The full safe loop in your role prompt:
loop:
jht-throttle-check <me> # gate
if exit 1:
jht-throttle-wait <me> # re-block
do_task()
jht-throttle --agent <me> # parent blocks + child detached
Rules
- NEVER use
sleep Nfor throttle pauses. Usejht-throttleinstead. Plainsleepis allowed only for very short waits between retries (≤ 5 s) where logging would be noise. - MUST run in FOREGROUND, blocking.
jht-throttleis your loop's pause — its whole point is to stop you from doing anything else until it returns. Run it via your normal blocking shell tool (Shell/Bash), wait for it to exit, and only then issue the next tool call. DO NOT wrap it in a backgroundTask/TaskOutput/bash &/nohup/disownand keep working in parallel — the parent blocks for you on purpose. (The detached child runs in the background; that's an internal implementation detail of the wrapper, not something you do.) - ALWAYS check before next task. If your tool call returned earlier
than the config seconds (provider timeout), call
jht-throttle-checkfirst. Don't guess. - Always pass
--agent <your-name>(e.g.scout-1,capitano,analista-2) — it's the key the dashboard groups by AND the key the Captain writes in the config. --reasonis optional but useful: a short tag like"post-batch","cooldown after URG","waiting for analyst"helps later when reading back the events.
Examples
# Pre-task gate (always before starting a task)

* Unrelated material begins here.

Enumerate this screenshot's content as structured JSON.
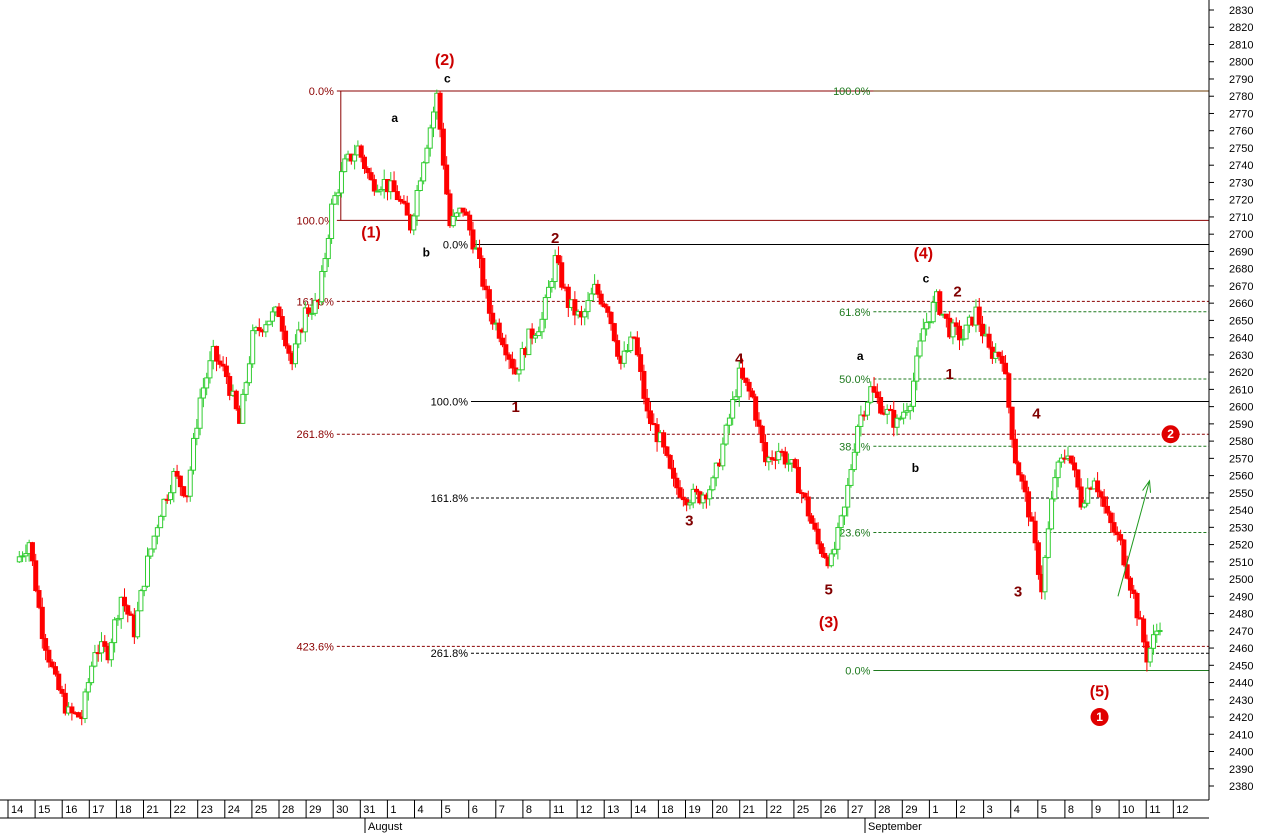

jht-throttle-check scout-1 || jht-throttle-wait scout-1
# Scout: pause between batches, duration set by the Captain in config.
jht-throttle --agent scout-1 --reason "post-batch cooldown"
# Captain: explicit override (rare, only for emergencies)
jht-throttle 60 --agent capitano --reason "between cycles"
# Writer: pause while waiting for the Critic, config-driven
jht-throttle --agent scrittore-1 --reason "waiting critic review"
Exit codes
0— pause performed and logged, OR config returned 0 (no-op fast path)1— missing or invalid arguments
Captain's note
To slow an agent down, edit the config, don't send a number via tmux:
# Single agent
python3 /app/shared/skills/throttle-config.py set scout-1 60
# Multi-agent in one atomic write
python3 /app/shared/skills/throttle-config.py bulk-set scout-1=60 scrittore-1=120 analista-1=0
# Dump current state
python3 /app/shared/skills/throttle-config.py dump
Use tmux only to tell agents to call the skill more or less often in their loop, not to dictate the duration.